The surrender will permit the Allies to make an unhindered advance to within 10 miles of Adolf Hitler’s former country home at Berchtesgaden. It also uncovers the flank of Col. Gen. von Lehr, commanding enemy troops in the Trieste area.
The surrender documents were signed in the presence of a group of Allied officers which included Russians. Secret negotiations for the surrender have been going on for several days.
The terms are the immediate immobilization and disarmament of enemy ground, sea and air forces.
Near Brenner Pass
The surrender imposes upon the German commander-in-chief the obligation to carry out any further orders issued by Marshal Alexander.
Von Vietinghoff’s command includes all of Northern Italy to the Isonzo River and the Austrian provinces of Vorarlberg, Tyrol, Salzburg and parts of Carinthia and Styria.

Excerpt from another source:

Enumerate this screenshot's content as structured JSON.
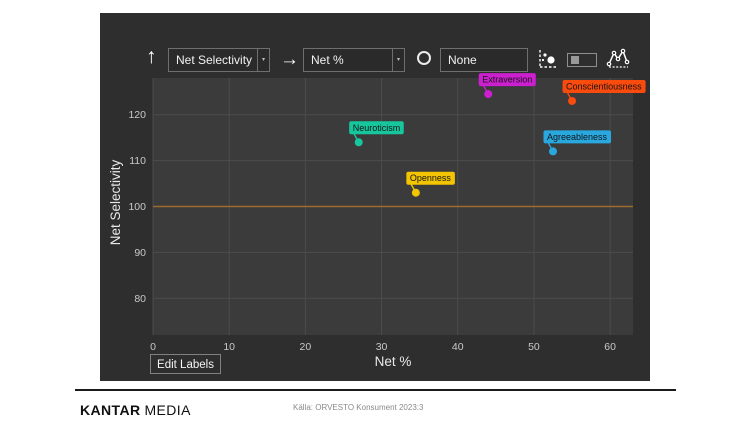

As the surrender was announced, the positions of the Allied troops in Italy were as follows:
The U.S. Fifth Army north of Lake Garda was within 35 miles of the Austrian border and 83 miles of the Brenner Pass. Farther east, the Fifth Army captured Feltre, 52 miles from the Austrian border. To the southeast, the British Eighth Army captured Udine, 38 miles west of Yugoslavia.
Near French frontier
Fifth Army units on the west were within 35 miles of the French frontier.
Yugoslav Marshal Tito, meanwhile, announced that his forces had captured the Italian port of Trieste. Tito’s forces made a juncture with British troops west of Trieste.
Two thousand troops of the Fascist Italian Ligurian Army’s Lombardy Corps surrendered in response to the capitulation order issued by Marshal Rodolfo Graziani.
Truman: ‘Part of general triumph’
WASHINGTON (UP) – President Truman declared today that the unconditional surrender of German forces in Italy was “but a part of the general triumph we are expectantly awaiting on the whole continent of Europe.”
At the same time, he called upon Japan as well as Germany to “understand the meaning of these events.”
Mr. Truman said “only folly and chaos can now delay the general capitulation of the everywhere defeated German armies.”
And the Japanese, too, he added, “must recognize the meaning of the increasing, swifter-moving power now ready for the capitulation or the destruction of the so-recently arrogant enemies of mankind.”
First announcement
The president’s was the first announcement in this country or abroad of the German surrender in Italy.
Acting Secretary of State Joseph C. Grew said the German surrender in Italy would greatly reduce “the possibility of prolonged resistance” in Southern Germany and Austria.
The president immediately sent messages to Field Marshal Sir Harold Alexander and Gen. Mark Clark, congratulating them for the “complete defeat of the Germans in Italy.”
Thanks generals
In breaking the news of the complete victory over German forces in Italy, the president said “the Allied armies in Italy have won the unconditional surrender of German forces on the first European soil to which, from the west, we carried our arms and our determination.”
In his messages to Marshal Alexander and Gen. Clark, he congratulated them on their persistent, difficult campaign. He said no praise was adequate to tell of “the heroic achievements and magnificent courage of every individual” under their command “during this long and trying campaign.”
The president told this country that the Allied and American officers who led the victorious forces in Italy “deserve our praise for the victory – we have the right to be proud of the success of our armies.”